This is the mail archive of the
gcc@gcc.gnu.org
mailing list for the GCC project.
Jump threading/bypassing volume 2
- From: Jeffrey A Law <law at redhat dot com>
- To: gcc at gcc dot gnu dot org
- Date: Mon, 09 Aug 2004 13:01:26 -0600
- Subject: Jump threading/bypassing volume 2
- Organization: Red Hat, Inc
- Reply-to: law at redhat dot com
Even with all the problems I detailed with the new jump bypassing
algorithm, there's still something to be gained from it.
Specifically, the idea of using block/statement copying to make
updating the SSA graph easier for jump threading is amazingly
powerful.
Given two edges A->B and B->C in an arbitrary CFG, we can use block
copying to allow us to create A->B'->C.
That is clearly safe if B' is an exact duplicate of B and any PHIs
in C are updated to have a new argument for the edge B'->C and we
may need to insert PHIs for any objects which are set in B and B'.
With that basic concept in place we can pretty easily see how to
implement jump threading.
Given A->B and B->C where B has multiple outgoing edges and an
arbitrary number of incoming edges. If traversing the edge A->B
guarantees traversal of B->C then:
1. Make a copy of B (including its outgoing edges and statements).
Call the copy B'. Note B' has no incoming edges or PHIs at this
time.
2. Remove the control statement at the end of B' and all outgoing
edges except B'->C.
3. Add a new argument to each PHI in C with the same value as the
existing argument associated with edge B->C. Associate the
new arguments with the edge B'->C.
4. For each PHI in B, find or create a new PHI in B'. Add an
argument to the new PHI with the same value as the PHI in B
associated with the edge A->B. Associate the new argument in
the PHI in B' with the edge A->B.
5. Change the edge A->B to A->B'
5a. This automatically deletes the now useless PHI arguments
associated with A->B in B.
5b. This automatically associates the arguments to PHIs in B'
with A->B' instead of A->B.
6. Repeat for other incoming edges into B.
7. Put any duplicated resources in B and all the B' blocks into
SSA form.
There's a couple tricks that can be used to minimize the amount of
block duplication, but that's the basic algorithm.
That algorithm is a direct replacement for the old updating code in
tree-ssa-dom.c, so we get all the utility of the old jump threading
code, without the insane contortions to update the SSA form that we
used to do (take a set of variables out of SSA form, modify the CFG,
then put those variables back into SSA form).
Since that algorithm is a drop-in replacement for the old one in
tree-ssa-dom.c, it should result in nearly identical runtime jumping
behavior in the generated code.

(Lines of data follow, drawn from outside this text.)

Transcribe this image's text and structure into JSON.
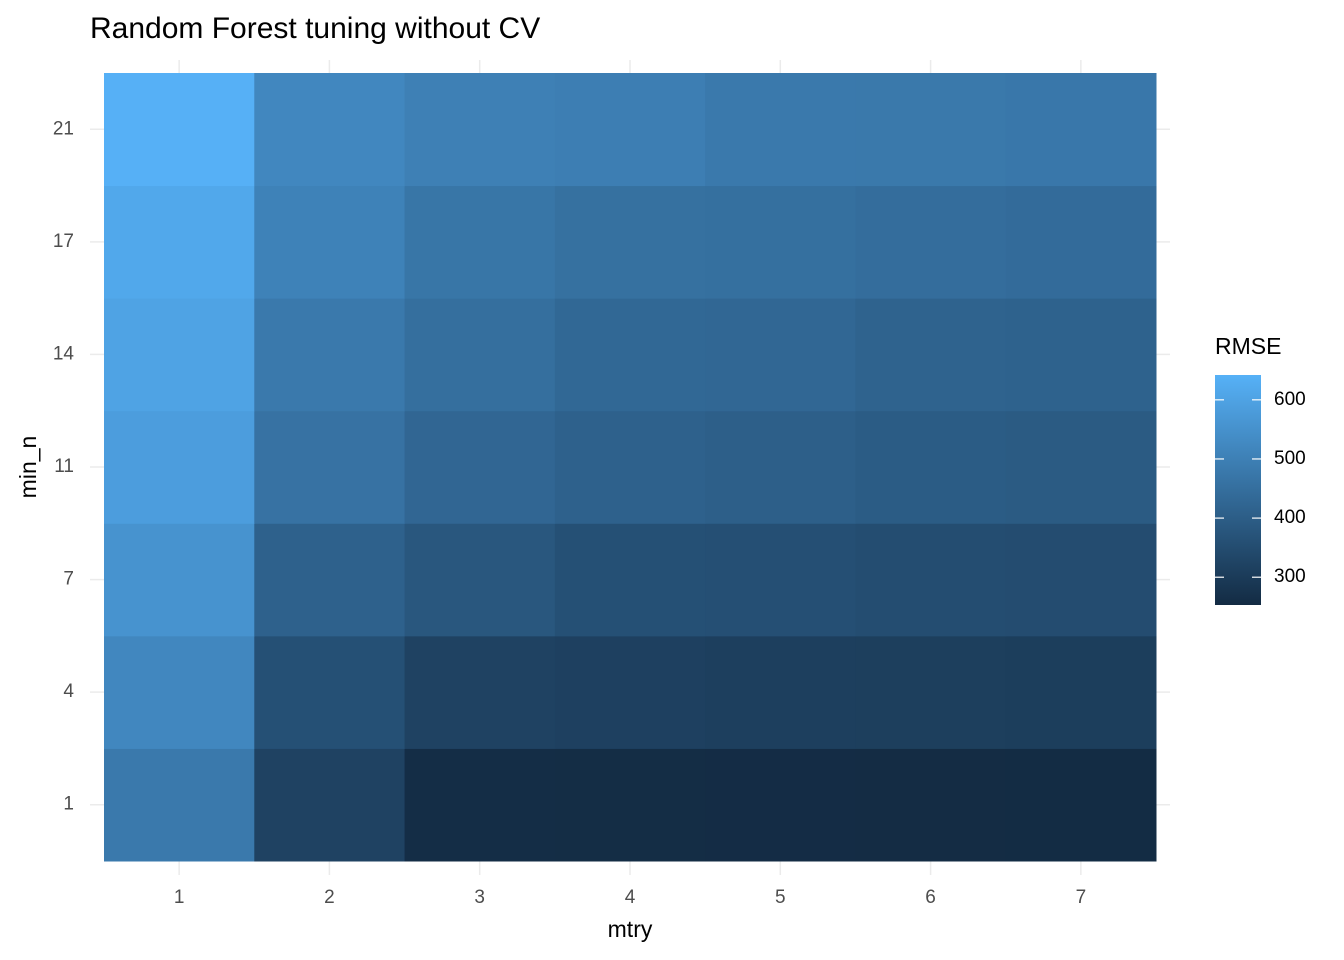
{
  "chart_data": {
    "type": "heatmap",
    "title": "Random Forest tuning without CV",
    "xlabel": "mtry",
    "ylabel": "min_n",
    "x": [
      1,
      2,
      3,
      4,
      5,
      6,
      7
    ],
    "y": [
      1,
      4,
      7,
      11,
      14,
      17,
      21
    ],
    "z": [
      [
        480,
        320,
        260,
        258,
        257,
        256,
        255
      ],
      [
        520,
        360,
        320,
        315,
        312,
        310,
        308
      ],
      [
        555,
        410,
        380,
        360,
        358,
        352,
        350
      ],
      [
        585,
        460,
        425,
        410,
        405,
        395,
        392
      ],
      [
        600,
        480,
        450,
        430,
        428,
        415,
        412
      ],
      [
        615,
        505,
        470,
        455,
        452,
        445,
        440
      ],
      [
        640,
        520,
        500,
        495,
        480,
        478,
        475
      ]
    ],
    "legend_title": "RMSE",
    "colormap": [
      "#132B43",
      "#56B1F7"
    ],
    "clim": [
      253,
      642
    ],
    "colorbar_ticks": [
      300,
      400,
      500,
      600
    ],
    "grid": true
  }
}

Small differences are expected as
the old algorithm would sometimes "cancel" a jump thread in cases
where it didn't know how to update the SSA graph. And the runtime
results show precisely that:
Conditional Branches
Static Dynamic
OLD 123852 81349225669
NEW 123850 81345075767
And the compile time behavior is noticeably improved; DOM itself is
roughly 20% faster, which results in a net improvement of around
1.3% in the tests I've run.
This code also allows us to remove the per-variable out of SSA
code. I've taken a first stab at that. There may be more code
that can be removed.
It's also the case that I believe this scheme can be extended to
handle the jump threading cases that are currently missed; the
ability to thread through a block with side effects that must be
preserved is the single biggest class of cases we're missing. And
being able to do that also means its likely we won't need the
ping-pong between DOM and DCE to fully thread jumps.
Finally, I believe we can experiment with step #7 to evaluate
various schemes for updating the SSA graph:
a. rewrite_ssa_into_ssa (which is what's used now)
b. Incremental statement by statement update using the primitives
found in the paper from Choi, Sarkar and Schonberg (and
advocated by Zadeck)
c. A scheme found in a paper from Sastry and Ju which is designed
to update multiple duplicated objects by walking up the dominator
tree from uses which are not dominated by their sets which
the authors claim to be more efficient than "b".
Anyway, I'll be posting a patch to change tree-ssa-dom.c to use the
new block duplication based updating scheme shortly.
Jeff